Legislators ponder cybersecurity of market auditing system

Legislators ponder cybersecurity of market auditing system
© Getty Images

Members of the House Financial Services Committee mulled concerns over cybersecurity and the pace of development for a consistently delayed project to bolster Wall Street records collection during a hearing Thursday. 

"We can't make a mistake in building [the Consolidated Audit Trail (CAT) system]," said Chris Concannon, president and chief operating officer for the Chicago Board of Options Exchange at a hearing of the Capital Markets, Securities and Investment Subcommittee.

The panel met to discuss CAT, which will pool financial logs from stock and bond trades into one database easily searchable by regulators. Until now, regulators had to go through a variety of sources to pool together information to discover complex market manipulation schemes.

ADVERTISEMENT

Subcommittee Chairman Bill Huizenga (R-Mich.) worried that such a system would carry a "troubling" amount of personal information on traders, including names, addresses and social security numbers. It could also contain enough trade information for a hacker to reverse engineer proprietary trading strategies.

With a recent breach at the Securities Exchange Commission, he said he was increasingly worried about the ramifications of CAT's cybersecurity plan. Many of the stakeholders in CAT carry similar concerns.

Huizenga is currently circulating a discussion draft of a bill to require greater planning and oversight over the cybersecurity operations for CAT. 

But Tyler Gellasch, the executive director of the Healthy Markets Association, argued that the cybersecurity concerns raised by Huizenga and others are little more than a smokescreen to continue to delay CAT's release.

CAT has been under development since 2010 and has had repeated deadline extensions. It took until this year to finally select a contractor to design the system.

"We are ostensibly here to talk about data security," he said, "but I’ll assert that this hearing is really about whether for-profit market participants — some of whom may have the most to lose by the creation of the CAT — are able to exploit a convenient public fear to continue to deny regulators the basic tools they need to police the markets."

"After years of delays and exemptions, they have simply run out of other excuses," he later added.

Huizenga, Concannon and Lisa Dolly, a representative from the Securities Industry and Financial Markets Association, noted that the CAT project still had not found a chief information security officer (CISO), which they described as critical for the security of the system.

Concannon and Mike Beller, chief executive of Thesys, the company contracted to design CAT, described the process of finding a qualified CISO as arduous due to a talent shortage and the many stakeholders required to sign off on a candidate. 

Thesys, Beller noted, only received the contract for CAT this year. 

Beller emphasized that both his firm's development process and the groundwork conducted by stakeholders before Thesys was employed deeply value security.
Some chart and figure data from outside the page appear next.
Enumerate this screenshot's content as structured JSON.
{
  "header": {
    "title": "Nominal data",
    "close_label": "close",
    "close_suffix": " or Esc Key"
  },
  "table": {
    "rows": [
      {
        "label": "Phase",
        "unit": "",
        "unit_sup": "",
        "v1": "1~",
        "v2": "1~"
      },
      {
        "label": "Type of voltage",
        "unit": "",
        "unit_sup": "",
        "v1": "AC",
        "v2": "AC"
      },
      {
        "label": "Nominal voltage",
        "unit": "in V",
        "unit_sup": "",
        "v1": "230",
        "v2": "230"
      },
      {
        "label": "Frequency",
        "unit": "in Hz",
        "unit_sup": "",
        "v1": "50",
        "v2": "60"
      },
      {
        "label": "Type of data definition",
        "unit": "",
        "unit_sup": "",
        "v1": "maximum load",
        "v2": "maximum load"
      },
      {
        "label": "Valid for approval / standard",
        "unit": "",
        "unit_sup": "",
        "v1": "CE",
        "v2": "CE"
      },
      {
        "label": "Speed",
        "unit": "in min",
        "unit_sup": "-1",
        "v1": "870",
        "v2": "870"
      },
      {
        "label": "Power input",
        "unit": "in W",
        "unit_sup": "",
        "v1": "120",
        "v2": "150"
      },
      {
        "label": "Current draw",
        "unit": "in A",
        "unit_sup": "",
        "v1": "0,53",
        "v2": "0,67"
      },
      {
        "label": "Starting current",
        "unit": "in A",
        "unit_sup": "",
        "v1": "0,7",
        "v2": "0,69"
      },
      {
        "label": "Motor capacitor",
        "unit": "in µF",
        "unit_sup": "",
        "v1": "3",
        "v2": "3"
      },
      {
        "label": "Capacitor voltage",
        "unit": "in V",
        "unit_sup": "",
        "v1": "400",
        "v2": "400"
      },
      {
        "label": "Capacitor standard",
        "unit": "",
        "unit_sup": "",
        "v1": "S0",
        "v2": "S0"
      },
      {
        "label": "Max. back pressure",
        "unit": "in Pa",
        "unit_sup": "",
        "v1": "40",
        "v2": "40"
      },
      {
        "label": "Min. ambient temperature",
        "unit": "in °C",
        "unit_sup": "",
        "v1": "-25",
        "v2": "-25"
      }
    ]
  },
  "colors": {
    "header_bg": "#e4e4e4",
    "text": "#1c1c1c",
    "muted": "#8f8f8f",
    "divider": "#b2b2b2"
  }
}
He mentioned that measures to protect security included segmenting networks to make comprehensive data theft more difficult, encryption of files and multiple factor authentication. 
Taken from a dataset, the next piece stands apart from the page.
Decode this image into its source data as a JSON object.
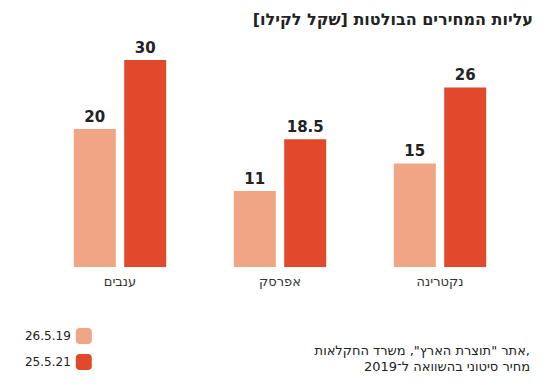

Gellasch argued that the security processes in place have been well-vetted at this point and delaying the process any further only allows market manipulators to continue. 

Concannon responded that he "vehemently disagree[d]," noting they caught market manipulators "every day." Gellasch passed off the market manipulators captured without integrated systems as low-hanging fruit.

CAT was first proposed in 2010 after regulators struggled to identify the cause of a severe flash stock market crash that wiped out nearly a trillion dollars in market capitalization in a matter of minutes before quickly bouncing back.